Welcome
Hello, I'm Jon Minton. I am a senior statistician at the medical devices firm Smith & Nephew. More broadly, I am a highly experienced data scientist; a well-published and highly collaborative researcher specialising in epidemiology, risk and demographic structure; and more recently a quick-learning full-stack software developer.
If this combination of skills and background sounds of interest, please explore this website further and get in touch.
My Blog and Statistics Website
Please consider visiting my blog, produced using Quarto, and hosted on Github pages, as I update it more often than this site!
If you are primarily interested in my statistical work, please visit my statistics website, which is also produced using Quarto and hosted on Github pages.
I am highly knowledgeable in statistical methods and practice, and currently work as a senior statistian at Smith & Nephew. This is my first role both in the private sector, and working primarily with clinical trial data.
Prior to working with clinical trial data, I worked for many years in epidemiology and public health, where the majority of data used are observational. I have a deep enough understanding of the challenges of causal inference to know the fundamental challenges of trying to make valid inferences with observational data, and so the privilege of working with data derived from randomised controlled trials.
While completing a PhD in social policy, focused on working age economic inactivity, I became interested in broader questions of population structure. I was interested in the ways that the risk of becoming economically inactive changed by age, but also over time. I was also interested in how official retirement ages accidentally became 'generous', an increasing share of people's lifespan, due to long-term trends in increased life expectancy.
This interest in long-term trends in event risk over age and time led me to accidentally rediscover the Lexis surface, a way of representing quantities that vary over both age and year as if they were geographic surface. These surfaces allow thousands of data points to be shown in a single image. Much as maps of physical space show the shape of a physical landscape, so the Lexis surface reveals the hidden population structures.
I am highly collaborative in my research, and have applied Lexis surfaces to a wide range of fields beyond all-cause mortality. This includes cause-specific mortality - including the so-called Deaths of Despair: suicide, drugs-related deaths and alcohol-related deaths - but also changing patterns of fertility, to housing tenure, and to access to a car as opposed to reliance on public transport.
After having worked at universities since the late 2000s, I have been doing more applied research since 2018 within NHS Health Scotland (NHS HS), which in April 2020 became part of Public Health Scotland (PHS). Much of my focus over this period has been on understanding the extent and causes of slowing rates of improvement in longevity, and in more deprived communities absolute declines in since around 2012.
I've worked with the statistical programming language R for around twenty years. (Originally I wanted to learn R because I did my PhD in a sociology department, and realised economists don't think much of sociologists' technical prowess. So, after hearing about R from some mathematical ecologists, I decided to learn R because it was too technical for most of the economists!)

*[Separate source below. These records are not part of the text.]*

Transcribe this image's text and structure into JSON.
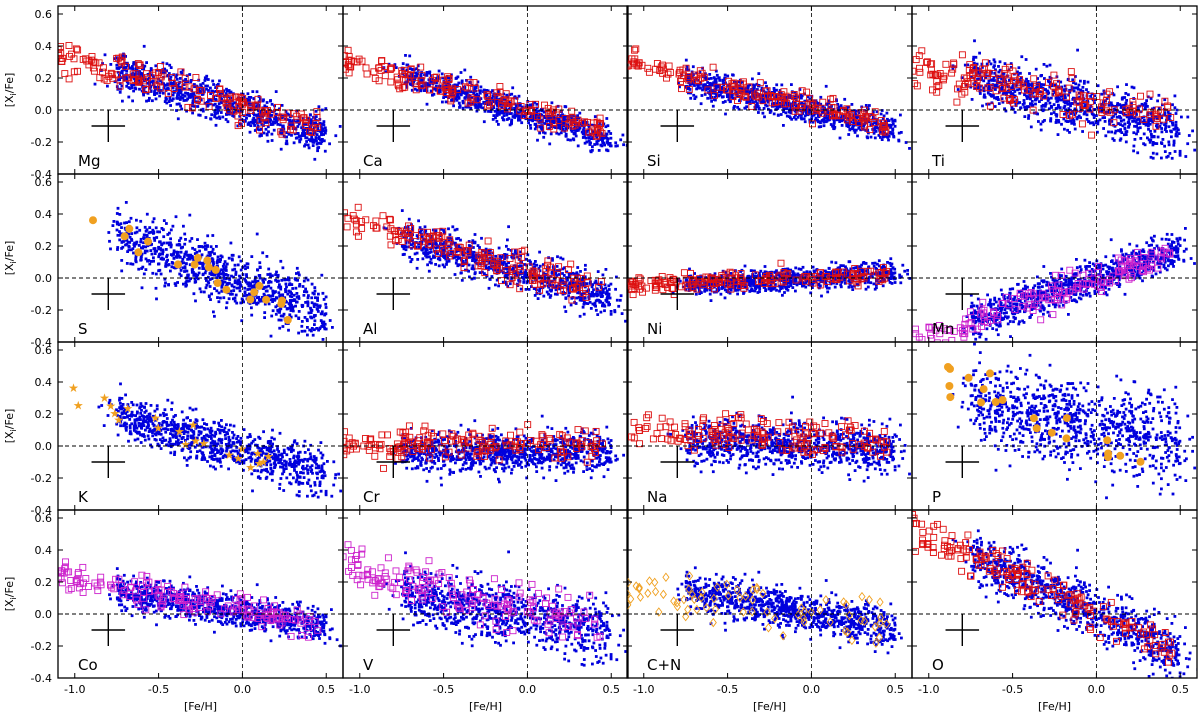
{
  "chart_data": {
    "type": "scatter",
    "layout": "4x4 grid of panels with shared axes",
    "xlabel": "[Fe/H]",
    "ylabel": "[X$_i$/Fe]",
    "ylabel_text": "[X",
    "ylabel_sub": "i",
    "ylabel_tail": "/Fe]",
    "xlim": [
      -1.1,
      0.6
    ],
    "ylim": [
      -0.4,
      0.65
    ],
    "x_ticks": [
      "-1.0",
      "-0.5",
      "0.0",
      "0.5"
    ],
    "x_tick_values": [
      -1.0,
      -0.5,
      0.0,
      0.5
    ],
    "y_ticks": [
      "0.6",
      "0.4",
      "0.2",
      "0.0",
      "-0.2",
      "-0.4"
    ],
    "y_tick_values": [
      0.6,
      0.4,
      0.2,
      0.0,
      -0.2,
      -0.4
    ],
    "reference_lines": {
      "x": 0.0,
      "y": 0.0
    },
    "error_bar": {
      "x": -0.8,
      "y": -0.1,
      "dx": 0.1,
      "dy": 0.1
    },
    "colors": {
      "sample": "#0000dd",
      "squares": "#dd1111",
      "magenta": "#cc22cc",
      "orange": "#f0a020",
      "axes": "#000000"
    },
    "panels": [
      {
        "element": "Mg",
        "slope": -0.32,
        "intercept": 0.0,
        "scatter": 0.06,
        "ref": "squares",
        "ref_slope": -0.3,
        "ref_intercept": 0.02
      },
      {
        "element": "Ca",
        "slope": -0.32,
        "intercept": -0.02,
        "scatter": 0.045,
        "ref": "squares",
        "ref_slope": -0.28,
        "ref_intercept": 0.0
      },
      {
        "element": "Si",
        "slope": -0.25,
        "intercept": 0.0,
        "scatter": 0.045,
        "ref": "squares",
        "ref_slope": -0.25,
        "ref_intercept": 0.02
      },
      {
        "element": "Ti",
        "slope": -0.28,
        "intercept": 0.0,
        "scatter": 0.08,
        "ref": "squares",
        "ref_slope": -0.2,
        "ref_intercept": 0.05
      },
      {
        "element": "S",
        "slope": -0.4,
        "intercept": -0.03,
        "scatter": 0.09,
        "ref": "orange-dots",
        "ref_slope": -0.4,
        "ref_intercept": -0.05
      },
      {
        "element": "Al",
        "slope": -0.3,
        "intercept": 0.03,
        "scatter": 0.06,
        "ref": "squares",
        "ref_slope": -0.3,
        "ref_intercept": 0.05
      },
      {
        "element": "Ni",
        "slope": 0.06,
        "intercept": 0.0,
        "scatter": 0.035,
        "ref": "squares",
        "ref_slope": 0.04,
        "ref_intercept": 0.0
      },
      {
        "element": "Mn",
        "slope": 0.35,
        "intercept": 0.0,
        "scatter": 0.055,
        "ref": "magenta-squares",
        "ref_slope": 0.35,
        "ref_intercept": -0.02
      },
      {
        "element": "K",
        "slope": -0.3,
        "intercept": -0.03,
        "scatter": 0.07,
        "ref": "orange-stars",
        "ref_slope": -0.35,
        "ref_intercept": -0.05
      },
      {
        "element": "Cr",
        "slope": 0.0,
        "intercept": -0.04,
        "scatter": 0.06,
        "ref": "squares",
        "ref_slope": 0.0,
        "ref_intercept": 0.01
      },
      {
        "element": "Na",
        "slope": -0.05,
        "intercept": 0.0,
        "scatter": 0.07,
        "ref": "squares",
        "ref_slope": -0.05,
        "ref_intercept": 0.05
      },
      {
        "element": "P",
        "slope": -0.2,
        "intercept": 0.12,
        "scatter": 0.13,
        "ref": "orange-dots",
        "ref_slope": -0.5,
        "ref_intercept": 0.0
      },
      {
        "element": "Co",
        "slope": -0.18,
        "intercept": 0.01,
        "scatter": 0.05,
        "ref": "magenta-squares",
        "ref_slope": -0.2,
        "ref_intercept": 0.02
      },
      {
        "element": "V",
        "slope": -0.2,
        "intercept": -0.02,
        "scatter": 0.09,
        "ref": "magenta-squares",
        "ref_slope": -0.25,
        "ref_intercept": 0.03
      },
      {
        "element": "C+N",
        "slope": -0.2,
        "intercept": 0.0,
        "scatter": 0.06,
        "ref": "orange-diamonds",
        "ref_slope": -0.15,
        "ref_intercept": 0.0
      },
      {
        "element": "O",
        "slope": -0.5,
        "intercept": 0.0,
        "scatter": 0.08,
        "ref": "squares",
        "ref_slope": -0.5,
        "ref_intercept": 0.0
      }
    ]
  }
}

Despite starting with R when it was a proudly unfriendly environment, with a terse and prickly dev community, I've embraced the Tidyverse, which makes R a much more approachable language than it used to be. I run a weekly TidyTuesday event for my company (called TardyTuesday as it's on Wednesdays!) and find it great to see beginners and experienced users alike tackle each weekly challenge.
I've developed a number of apps in R Shiny, including those which make use of Lexis surfaces with linked displays, and make sure to share as much code and data as legally permissable on Github when I produce analyses for papers and reports.
I took a career break from PHS between March and June 2023 to complete CodeClan's full-time, 16 week Professional Software Development course. This intensive course provides a comprehensive and working introduction to full-stack software development, covering database principles and practice with both SQL (with Postgres and Spring) and No-SQL (MongoDB); HTML and CSS, Python and Flask, Java, and JavaScript and React.
The CodeClan course is highly practical, with a focus on learning by doing. This is supported by a number of individual, including a two week group project, in which I used React to build a simulated fruit machine, and a two week capstone project. For my capstone project I learned Python's Dash framework (not taught on the course) to make a data visualisation dashboard to explore data from the Human Mortality Database as both 2D and 3D interactive visualisations
The CodeClan course also provided a good introduction to the principles of Agile software development, the use of Git and Github for version control and collaborative development, and unit testing and test-driven development (TDD). Examples of testing frameworks I have used include Jest and Cypress for JavaScript/React, Pytest for Python, and JUnit for Java.
My Capstone project within CodeClan used Python's Dash framework to build a data visualisation dashboard to explore data from the Human Mortality Database as both 2D and 3D interactive visualisations. This was a good introduction to the use of Python for data science, and to the use of Dash for building interactive data visualisation dashboards. This dashboard developed from previous projects produced using R's Shiny framework, and which also made use of Plotly for interactive visualisations. The capstone project also involved learning how to link Python to R, as the main package for accessing the required data programmatically is R's HMDHFDplus package, which is not available in Python.